What do they mean by saying that Albert is your husband? He may be so for this world, and in this world it is a sin to love you--to wish to tear you from his embrace. Yes, it is a crime, and I suffer the punishment--but I have enjoyed the full delight of my sin. I have inhaled a balm that has revived my soul; from this hour you are mine; yes, Charlotte, you are mine. I do not dream, I do not rave. Drawing nearer to the grave my perceptions become clearer. We shall exist; we shall see each other again.

I wish to be buried in the dress I wear at present; it has been made sacred by your touch. How warmly I have loved you, Charlotte. Since the first hour I saw you, how impossible have I found it to leave you. This ribbon must be buried with me; it was a present from you on my birthday. How confused it all appears. Little did I think then that I should journey on this road. But peace, I pray you, peace.

Both my pistols are loaded. The clock strikes twelve. I say Amen. Charlotte! Charlotte! Farewell!
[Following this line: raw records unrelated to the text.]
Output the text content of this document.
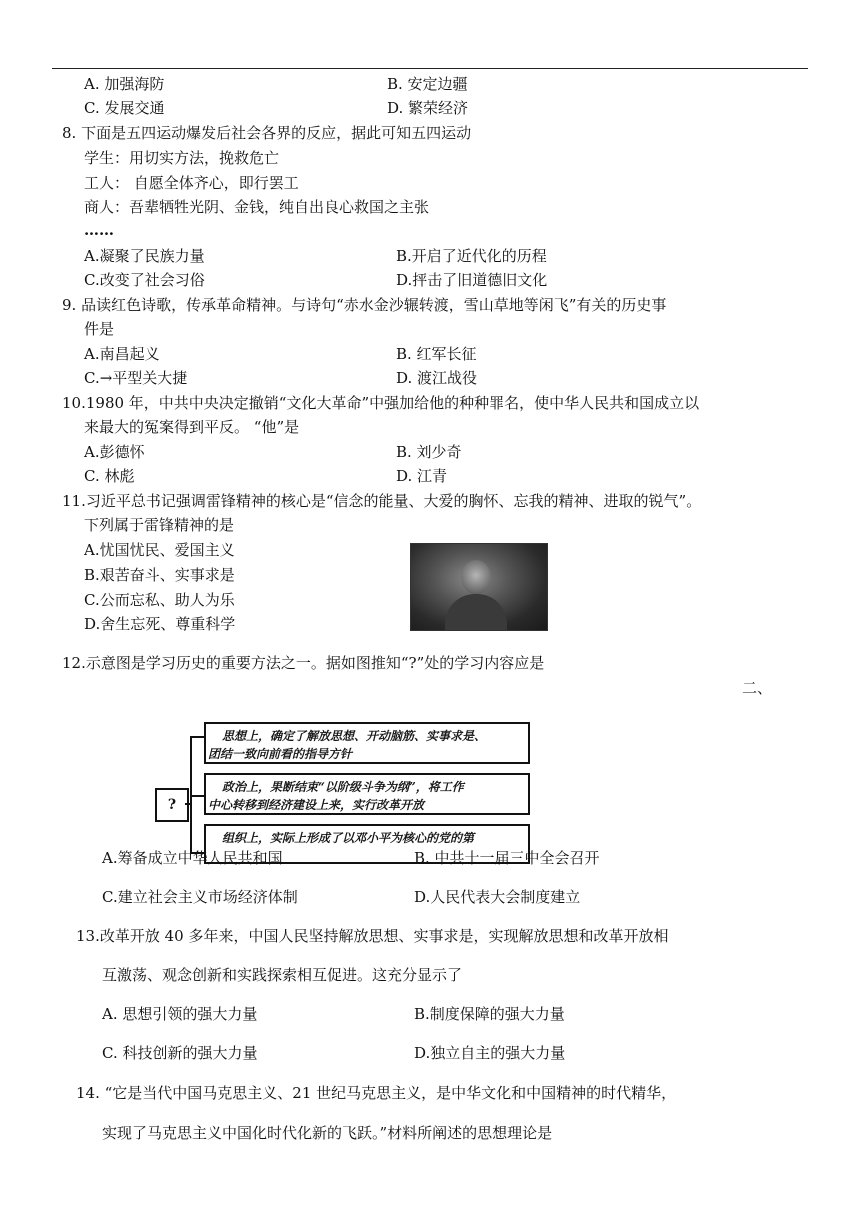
A. 加强海防	B. 安定边疆
C. 发展交通	D. 繁荣经济
8. 下面是五四运动爆发后社会各界的反应，据此可知五四运动
学生：用切实方法，挽救危亡
工人： 自愿全体齐心，即行罢工
商人：吾辈牺牲光阴、金钱，纯自出良心救国之主张
……
A.凝聚了民族力量	B.开启了近代化的历程
C.改变了社会习俗	D.抨击了旧道德旧文化
9. 品读红色诗歌，传承革命精神。与诗句“赤水金沙辗转渡，雪山草地等闲飞”有关的历史事
件是
A.南昌起义	B. 红军长征
C.→平型关大捷	D. 渡江战役
10.1980 年，中共中央决定撤销“文化大革命”中强加给他的种种罪名，使中华人民共和国成立以
来最大的冤案得到平反。 “他”是
A.彭德怀	B. 刘少奇
C. 林彪	D. 江青
11.习近平总书记强调雷锋精神的核心是“信念的能量、大爱的胸怀、忘我的精神、进取的锐气”。
下列属于雷锋精神的是
A.忧国忧民、爱国主义
B.艰苦奋斗、实事求是
C.公而忘私、助人为乐
D.舍生忘死、尊重科学
12.示意图是学习历史的重要方法之一。据如图推知“?”处的学习内容应是
二、
?
思想上，确定了解放思想、开动脑筋、实事求是、
团结一致向前看的指导方针
政治上，果断结束“以阶级斗争为纲”，将工作
中心转移到经济建设上来，实行改革开放
组织上，实际上形成了以邓小平为核心的党的第
A.筹备成立中华人民共和国	B. 中共十一届三中全会召开
C.建立社会主义市场经济体制	D.人民代表大会制度建立
13.改革开放 40 多年来，中国人民坚持解放思想、实事求是，实现解放思想和改革开放相
互激荡、观念创新和实践探索相互促进。这充分显示了
A. 思想引领的强大力量	B.制度保障的强大力量
C. 科技创新的强大力量	D.独立自主的强大力量
14. “它是当代中国马克思主义、21 世纪马克思主义，是中华文化和中国精神的时代精华，
实现了马克思主义中国化时代化新的飞跃。”材料所阐述的思想理论是
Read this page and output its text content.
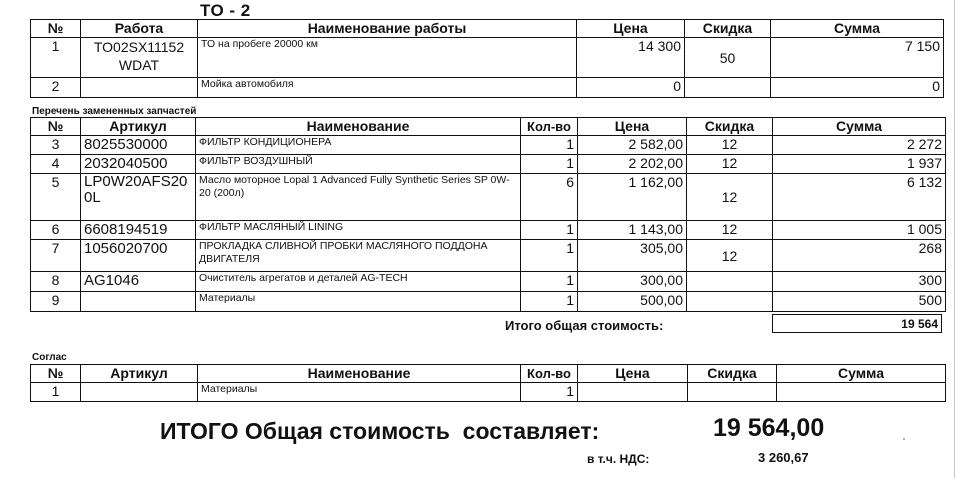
ТО - 2
№	Работа	Наименование работы	Цена	Скидка	Сумма
1	TO02SX11152 WDAT	ТО на пробеге 20000 км	14 300	50	7 150
2		Мойка автомобиля	0		0
Перечень замененных запчастей
№	Артикул	Наименование	Кол-во	Цена	Скидка	Сумма
3	8025530000	ФИЛЬТР КОНДИЦИОНЕРА	1	2 582,00	12	2 272
4	2032040500	ФИЛЬТР ВОЗДУШНЫЙ	1	2 202,00	12	1 937
5	LP0W20AFS200L	Масло моторное Lopal 1 Advanced Fully Synthetic Series SP 0W-20 (200л)	6	1 162,00	12	6 132
6	6608194519	ФИЛЬТР МАСЛЯНЫЙ LINING	1	1 143,00	12	1 005
7	1056020700	ПРОКЛАДКА СЛИВНОЙ ПРОБКИ МАСЛЯНОГО ПОДДОНА ДВИГАТЕЛЯ	1	305,00	12	268
8	AG1046	Очиститель агрегатов и деталей AG-TECH	1	300,00		300
9		Материалы	1	500,00		500
Итого общая стоимость:	19 564
Соглас
№	Артикул	Наименование	Кол-во	Цена	Скидка	Сумма
1		Материалы	1			
ИТОГО Общая стоимость  составляет:	19 564,00
в т.ч. НДС:	3 260,67
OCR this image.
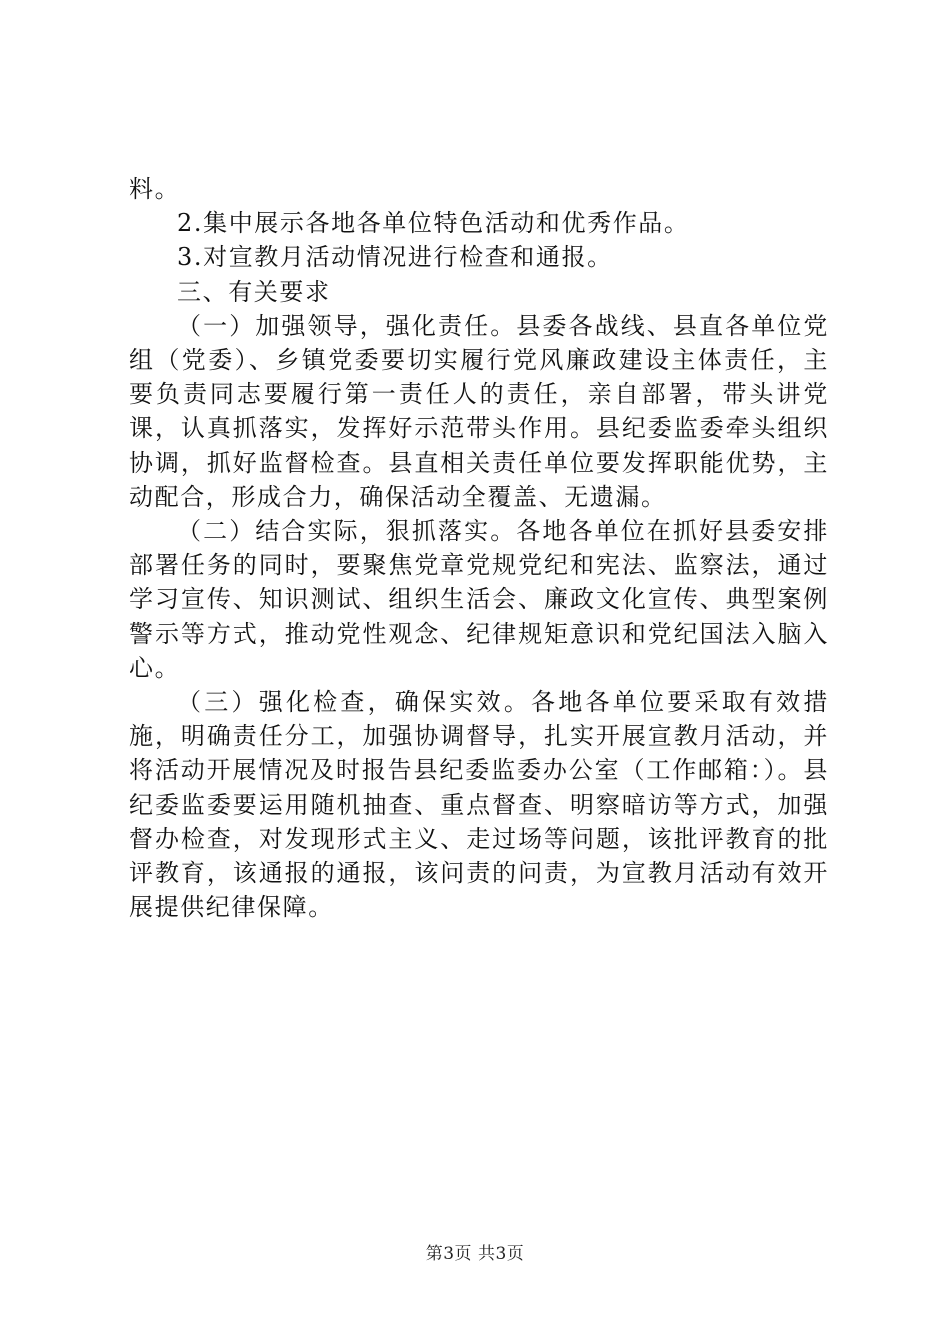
料。

2.集中展示各地各单位特色活动和优秀作品。

3.对宣教月活动情况进行检查和通报。

三、有关要求

（一）加强领导，强化责任。县委各战线、县直各单位党组（党委）、乡镇党委要切实履行党风廉政建设主体责任，主要负责同志要履行第一责任人的责任，亲自部署，带头讲党课，认真抓落实，发挥好示范带头作用。县纪委监委牵头组织协调，抓好监督检查。县直相关责任单位要发挥职能优势，主动配合，形成合力，确保活动全覆盖、无遗漏。

（二）结合实际，狠抓落实。各地各单位在抓好县委安排部署任务的同时，要聚焦党章党规党纪和宪法、监察法，通过学习宣传、知识测试、组织生活会、廉政文化宣传、典型案例警示等方式，推动党性观念、纪律规矩意识和党纪国法入脑入心。

（三）强化检查，确保实效。各地各单位要采取有效措施，明确责任分工，加强协调督导，扎实开展宣教月活动，并将活动开展情况及时报告县纪委监委办公室（工作邮箱：）。县纪委监委要运用随机抽查、重点督查、明察暗访等方式，加强督办检查，对发现形式主义、走过场等问题，该批评教育的批评教育，该通报的通报，该问责的问责，为宣教月活动有效开展提供纪律保障。

第3页 共3页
Farewell!

* * *


A neighbour saw the flash, and heard the report of the pistol; but, as everything remained quiet, he thought no more of it.

In the morning, at six o'clock, the servant went into Werther's room with a candle. He found his master stretched upon the floor, weltering in his blood, and the pistols at his side. He called, he took him in his arms, but received no answer. The servant ran for a surgeon, and then went to fetch Albert. Charlotte heard the ringing of the bell: a cold shudder seized her. She wakened her husband, and they both rose. The servant, bathed in tears faltered forth the dreadful news. Charlotte fell senseless at Albert's feet.

That night the old steward, at the hour of eleven, caused the body to be interred in the place which Werther had selected for himself. The body was carried by labourers. No priest attended.